Principaux renseignements
- Le Premier ministre slovaque Robert Fico propose des réformes électorales controversées à l’approche des prochaines élections, suscitant des inquiétudes quant à leur équité.
- Les critiques soutiennent que la suppression du vote par correspondance priverait de leurs droits les Slovaques vivant à l’étranger, qui ont tendance à soutenir les partis d’opposition.
- Les changements proposés font écho aux évolutions observées en Hongrie sous Viktor Orbán, suscitant des craintes d’un recul démocratique en Slovaquie.
Le Premier ministre slovaque Robert Fico fait pression en faveur de réformes électorales controversées à l’approche des prochaines élections. Ces changements suscitent des inquiétudes quant à l’équité du système électoral du pays.
Pression politique
Le gouvernement de Fico subit des pressions liées à divers facteurs, notamment la hausse du coût de la vie, la stagnation économique et les attentes non satisfaites des électeurs. La récente défaite de Viktor Orbán, un proche allié de Fico, en Hongrie a encore attisé les craintes qu’un revirement politique similaire puisse se produire en Slovaquie. Le chef de l’opposition, Michal Šimečka, estime que Fico sera le prochain dirigeant à être évincé après la défaite électorale d’Orbán.
Les réformes proposées comprennent la suppression du vote par correspondance et l’allongement du mandat des collectivités locales. Ces changements ont déclenché des manifestations et une pétition signée par plus de 93 000 personnes.
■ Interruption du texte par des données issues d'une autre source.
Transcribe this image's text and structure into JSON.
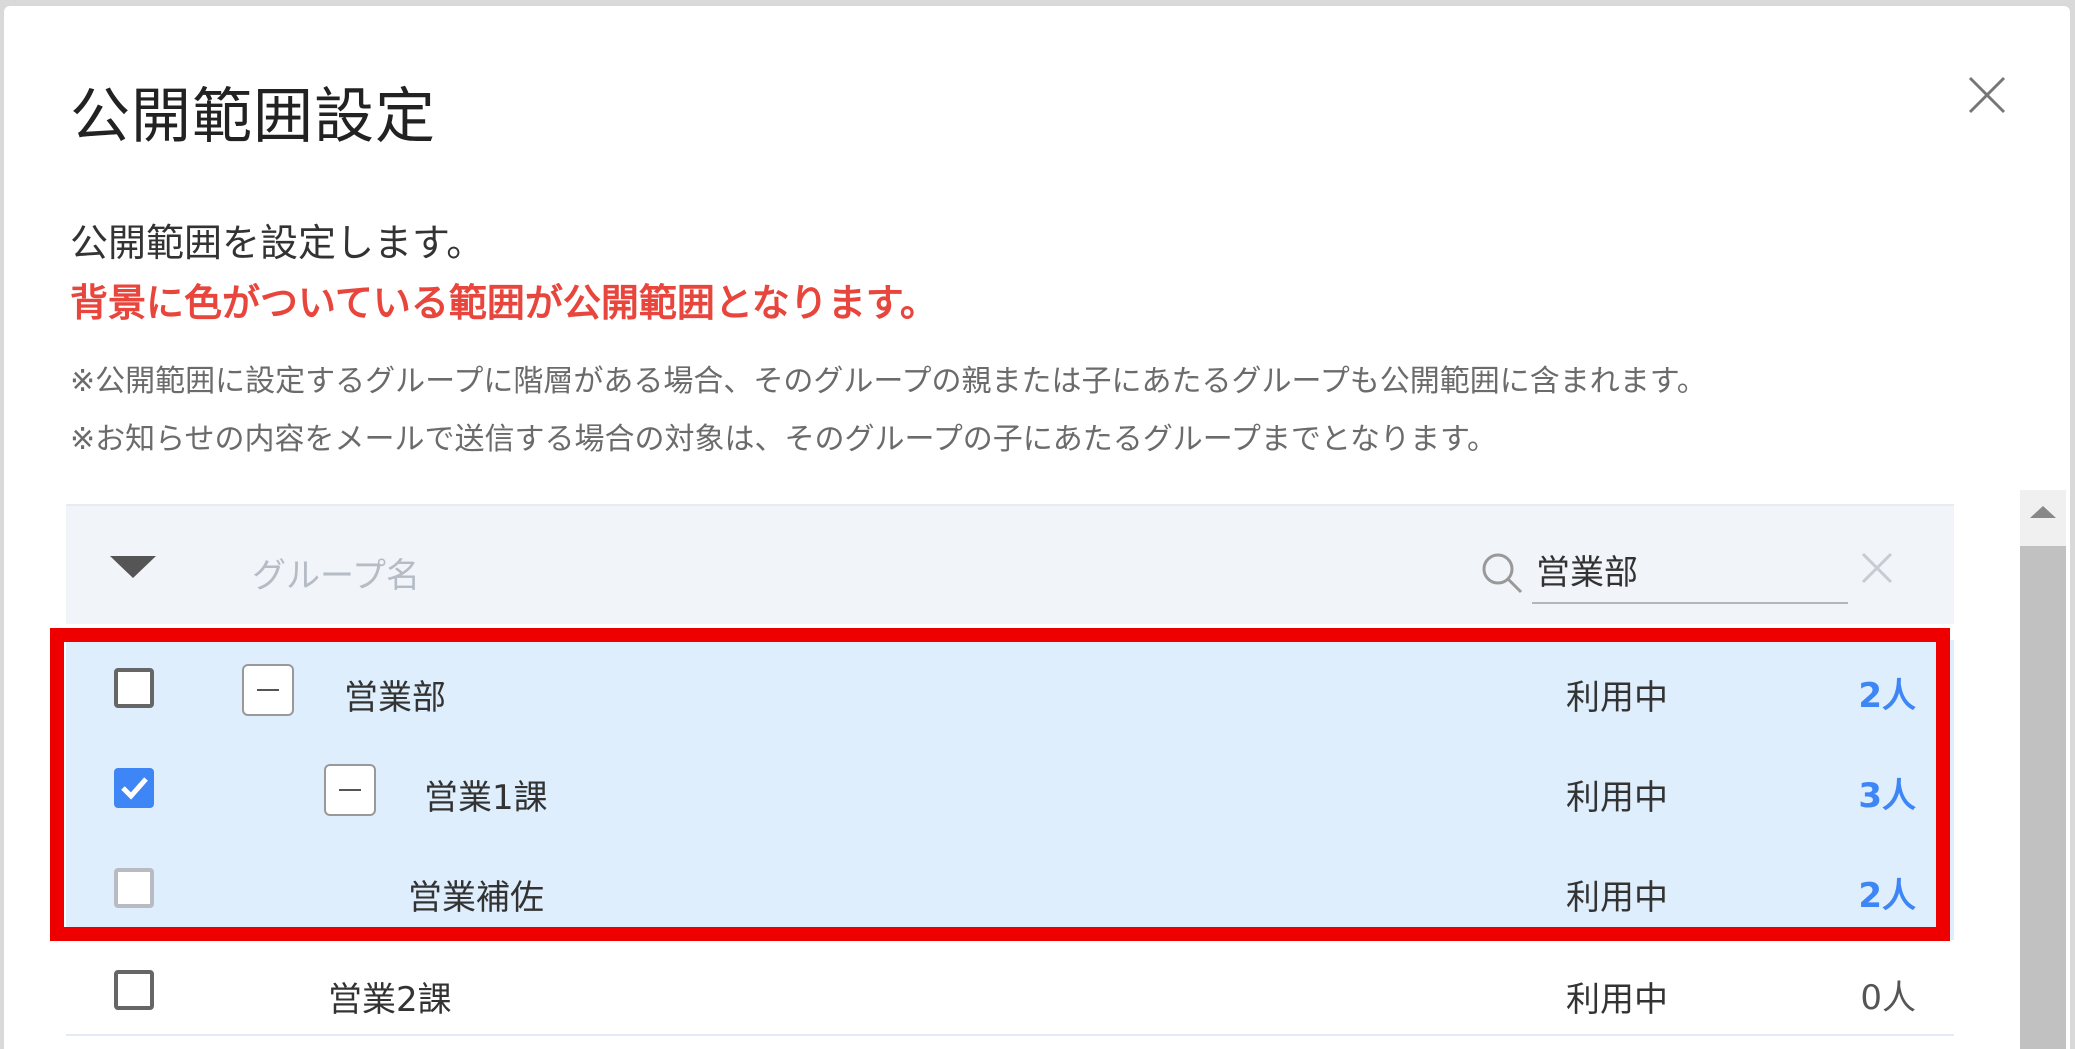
{
  "modal": {
    "title": "公開範囲設定",
    "description": "公開範囲を設定します。",
    "highlight_note": "背景に色がついている範囲が公開範囲となります。",
    "notes": [
      "※公開範囲に設定するグループに階層がある場合、そのグループの親または子にあたるグループも公開範囲に含まれます。",
      "※お知らせの内容をメールで送信する場合の対象は、そのグループの子にあたるグループまでとなります。"
    ]
  },
  "table": {
    "column_header": "グループ名",
    "search_value": "営業部"
  },
  "rows": [
    {
      "name": "営業部",
      "status": "利用中",
      "count": "2人",
      "checked": false,
      "highlighted": true
    },
    {
      "name": "営業1課",
      "status": "利用中",
      "count": "3人",
      "checked": true,
      "highlighted": true
    },
    {
      "name": "営業補佐",
      "status": "利用中",
      "count": "2人",
      "checked": false,
      "highlighted": true
    },
    {
      "name": "営業2課",
      "status": "利用中",
      "count": "0人",
      "checked": false,
      "highlighted": false
    }
  ],
  "colors": {
    "accent": "#3e86f5",
    "warning_text": "#e8453c",
    "highlight_background": "#deeefd",
    "annotation_border": "#ee0000"
  }
}
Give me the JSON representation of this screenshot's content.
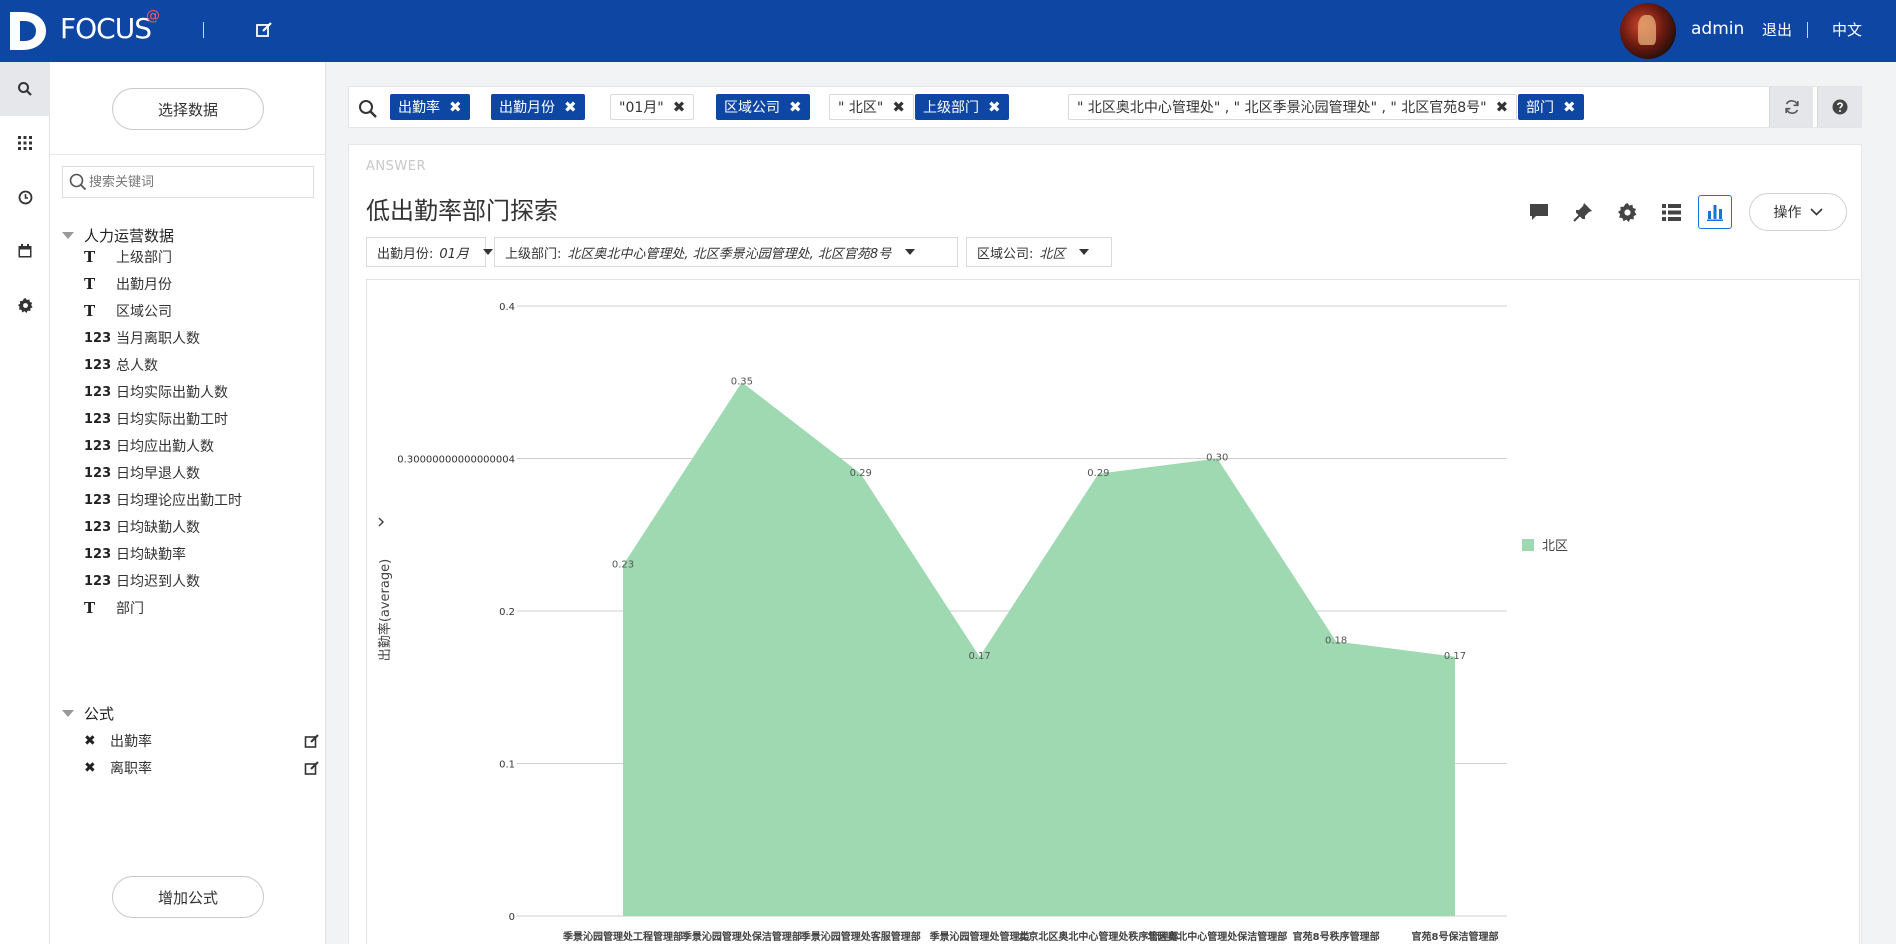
{
  "header": {
    "logo_text": "FOCUS",
    "logo_mark": "@",
    "user": "admin",
    "logout": "退出",
    "language": "中文"
  },
  "rail": {
    "items": [
      {
        "icon": "search-icon",
        "active": true
      },
      {
        "icon": "grid-icon",
        "active": false
      },
      {
        "icon": "clock-icon",
        "active": false
      },
      {
        "icon": "calendar-icon",
        "active": false
      },
      {
        "icon": "gear-icon",
        "active": false
      }
    ]
  },
  "panel": {
    "select_data": "选择数据",
    "search_placeholder": "搜索关键词",
    "group_title": "人力运营数据",
    "fields": [
      {
        "type": "T",
        "name": "上级部门"
      },
      {
        "type": "T",
        "name": "出勤月份"
      },
      {
        "type": "T",
        "name": "区域公司"
      },
      {
        "type": "123",
        "name": "当月离职人数"
      },
      {
        "type": "123",
        "name": "总人数"
      },
      {
        "type": "123",
        "name": "日均实际出勤人数"
      },
      {
        "type": "123",
        "name": "日均实际出勤工时"
      },
      {
        "type": "123",
        "name": "日均应出勤人数"
      },
      {
        "type": "123",
        "name": "日均早退人数"
      },
      {
        "type": "123",
        "name": "日均理论应出勤工时"
      },
      {
        "type": "123",
        "name": "日均缺勤人数"
      },
      {
        "type": "123",
        "name": "日均缺勤率"
      },
      {
        "type": "123",
        "name": "日均迟到人数"
      },
      {
        "type": "T",
        "name": "部门"
      }
    ],
    "formula_title": "公式",
    "formulas": [
      "出勤率",
      "离职率"
    ],
    "add_formula": "增加公式"
  },
  "tags": [
    {
      "label": "出勤率",
      "style": "blue"
    },
    {
      "label": "出勤月份",
      "style": "blue"
    },
    {
      "label": "\"01月\"",
      "style": "plain"
    },
    {
      "label": "区域公司",
      "style": "blue"
    },
    {
      "label": "\" 北区\"",
      "style": "plain"
    },
    {
      "label": "上级部门",
      "style": "blue"
    },
    {
      "label": "\" 北区奥北中心管理处\" , \" 北区季景沁园管理处\" , \" 北区官苑8号\"",
      "style": "plain"
    },
    {
      "label": "部门",
      "style": "blue"
    }
  ],
  "answer": {
    "label": "ANSWER",
    "title": "低出勤率部门探索",
    "ops": "操作",
    "filters": [
      {
        "key": "出勤月份:",
        "value": "01月"
      },
      {
        "key": "上级部门:",
        "value": "北区奥北中心管理处, 北区季景沁园管理处, 北区官苑8号"
      },
      {
        "key": "区域公司:",
        "value": "北区"
      }
    ]
  },
  "chart_data": {
    "type": "area",
    "ylabel": "出勤率(average)",
    "ylim": [
      0,
      0.4
    ],
    "yticks": [
      "0",
      "0.1",
      "0.2",
      "0.30000000000000004",
      "0.4"
    ],
    "grid": true,
    "legend_position": "right",
    "color": "#9ed9b1",
    "categories": [
      "季景沁园管理处工程管理部",
      "季景沁园管理处保洁管理部",
      "季景沁园管理处客服管理部",
      "季景沁园管理处管理类",
      "北京北区奥北中心管理处秩序管理部",
      "北区奥北中心管理处保洁管理部",
      "官苑8号秩序管理部",
      "官苑8号保洁管理部"
    ],
    "series": [
      {
        "name": "北区",
        "values": [
          0.23,
          0.35,
          0.29,
          0.17,
          0.29,
          0.3,
          0.18,
          0.17
        ],
        "labels": [
          "0.23",
          "0.35",
          "0.29",
          "0.17",
          "0.29",
          "0.30",
          "0.18",
          "0.17"
        ]
      }
    ]
  }
}
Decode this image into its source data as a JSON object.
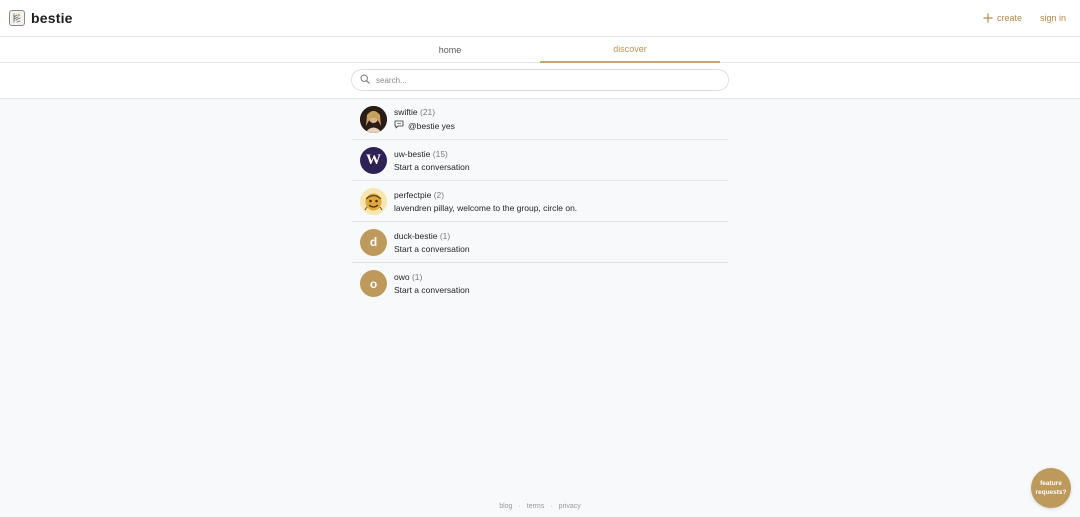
{
  "brand": {
    "name": "bestie",
    "logo_icon": "bestie-logo-icon"
  },
  "header": {
    "create_label": "create",
    "signin_label": "sign in",
    "accent_color": "#b38a4d"
  },
  "tabs": [
    {
      "label": "home",
      "active": false
    },
    {
      "label": "discover",
      "active": true
    }
  ],
  "search": {
    "placeholder": "search...",
    "value": ""
  },
  "groups": [
    {
      "name": "swiftie",
      "count": "(21)",
      "subtitle": "@bestie yes",
      "has_comment_icon": true,
      "avatar": "photo-avatar"
    },
    {
      "name": "uw-bestie",
      "count": "(15)",
      "subtitle": "Start a conversation",
      "has_comment_icon": false,
      "avatar": "W",
      "avatar_color": "#2e2254"
    },
    {
      "name": "perfectpie",
      "count": "(2)",
      "subtitle": "lavendren pillay, welcome to the group, circle on.",
      "has_comment_icon": false,
      "avatar": "illustration-avatar"
    },
    {
      "name": "duck-bestie",
      "count": "(1)",
      "subtitle": "Start a conversation",
      "has_comment_icon": false,
      "avatar": "d",
      "avatar_color": "#bd9a5c"
    },
    {
      "name": "owo",
      "count": "(1)",
      "subtitle": "Start a conversation",
      "has_comment_icon": false,
      "avatar": "o",
      "avatar_color": "#bd9a5c"
    }
  ],
  "footer": {
    "blog": "blog",
    "terms": "terms",
    "privacy": "privacy",
    "separator": "·"
  },
  "feature_button": {
    "line1": "feature",
    "line2": "requests?"
  }
}
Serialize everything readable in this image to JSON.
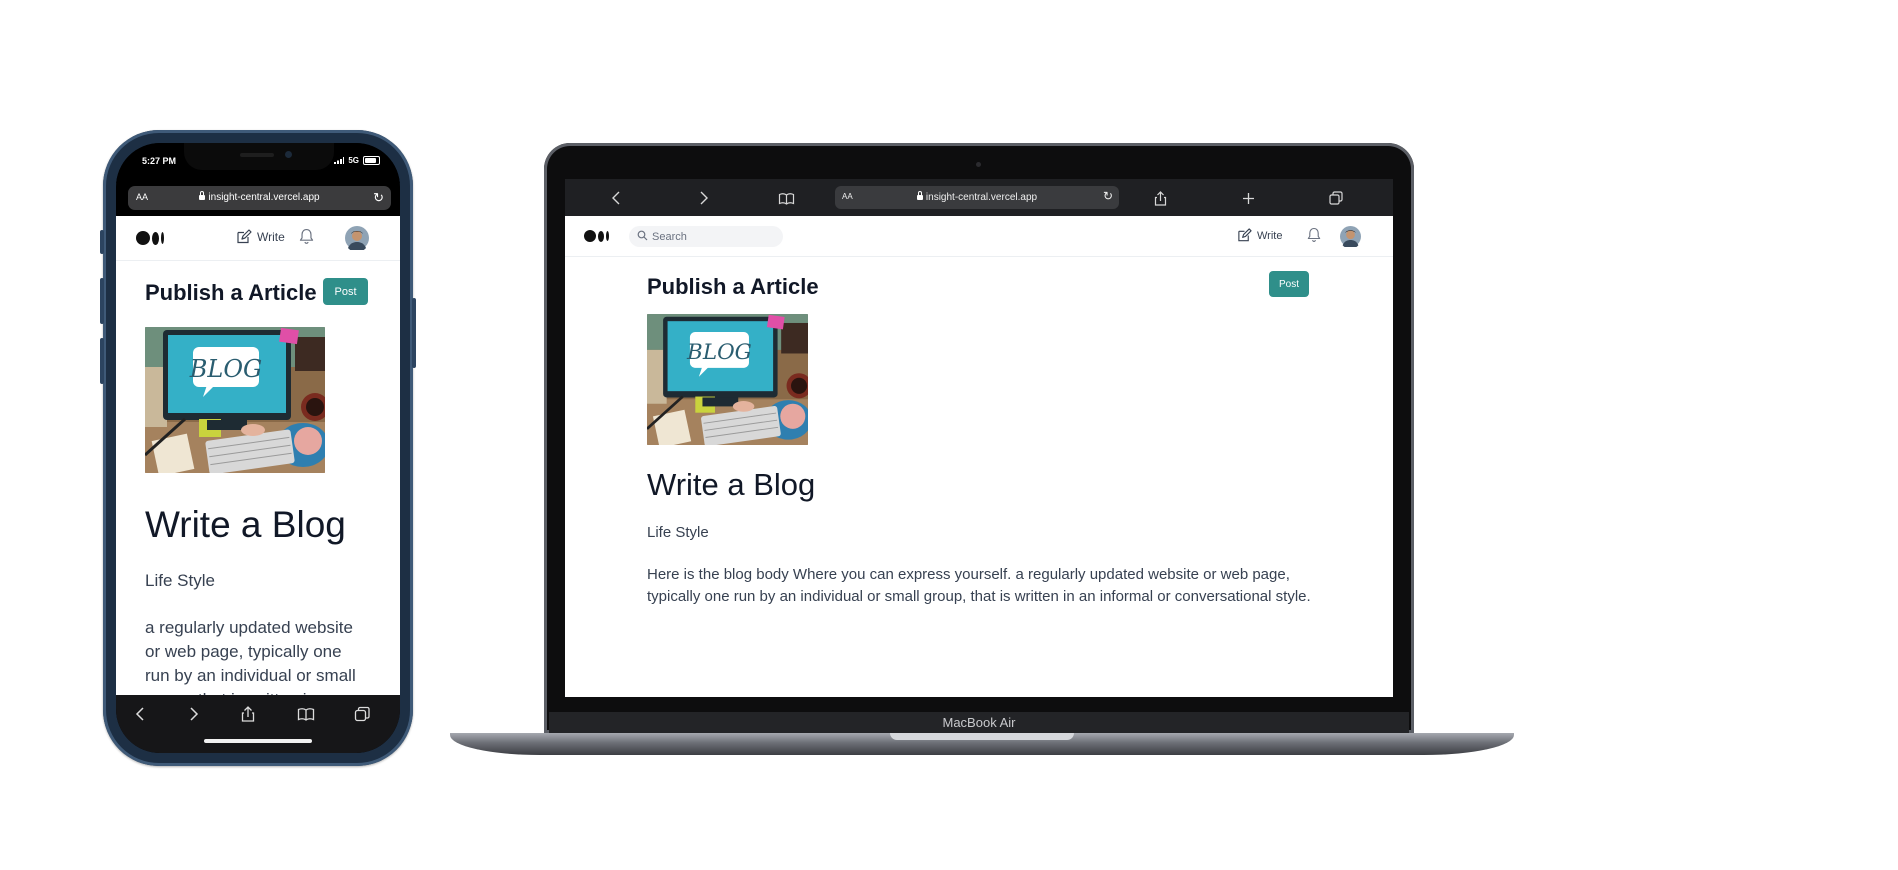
{
  "phone": {
    "status": {
      "time": "5:27 PM",
      "network": "5G"
    },
    "browser": {
      "text_size": "AA",
      "url": "insight-central.vercel.app"
    },
    "nav": {
      "write_label": "Write"
    },
    "page": {
      "heading": "Publish a Article",
      "post_label": "Post",
      "blog_title": "Write a Blog",
      "category": "Life Style",
      "body": "a regularly updated website or web page, typically one run by an individual or small group, that is written in an"
    },
    "toolbar": [
      "back-icon",
      "forward-icon",
      "share-icon",
      "bookmarks-icon",
      "tabs-icon"
    ]
  },
  "laptop": {
    "browser": {
      "text_size": "AA",
      "url": "insight-central.vercel.app"
    },
    "nav": {
      "search_placeholder": "Search",
      "write_label": "Write"
    },
    "page": {
      "heading": "Publish a Article",
      "post_label": "Post",
      "blog_title": "Write a Blog",
      "category": "Life Style",
      "body": "Here is the blog body Where you can express yourself. a regularly updated website or web page, typically one run by an individual or small group, that is written in an informal or conversational style."
    },
    "brand": "MacBook Air"
  },
  "image_text": "BLOG",
  "colors": {
    "accent": "#2f8f8a",
    "text": "#111827",
    "browser_chrome": "#1f2023"
  }
}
Les détracteurs affirment que la suppression du vote par correspondance priverait injustement de leur droit de vote les Slovaques vivant à l’étranger, qui ont massivement soutenu les partis d’opposition pro-européens lors des dernières élections.
Préoccupations concernant l’opposition
D’autres propositions visent à augmenter la caution électorale pour les partis et à relever éventuellement le seuil électoral. Ces mesures pourraient rendre plus difficile la participation aux élections pour les petits partis d’opposition. Une proposition visant à instaurer un « état d’urgence » soulève également des inquiétudes quant à un recul de la démocratie, à l’image de ce qui s’est passé en Hongrie où les pouvoirs d’urgence ont été utilisés pour consolider le long règne de Viktor Orbán.
En raison du caractère sensible de ces changements proposés, le président slovaque Peter Pellegrini a appelé au dialogue entre les partis de la coalition et ceux de l’opposition. Certaines de ces réformes nécessiteraient des amendements constitutionnels et ont peu de chances d’être adoptées sans le soutien de l’opposition.
Manifestations
Des milliers de Slovaques ont manifesté contre la suppression du vote par correspondance pour les citoyens vivant à l’étranger. Ils considèrent cette mesure comme une tentative de supprimer des votes qui favorisent traditionnellement les candidats pro-occidentaux. Les dirigeants de l’opposition affirment que les actions de Fico témoignent d’une crainte de perdre le pouvoir et d’un mépris des principes démocratiques.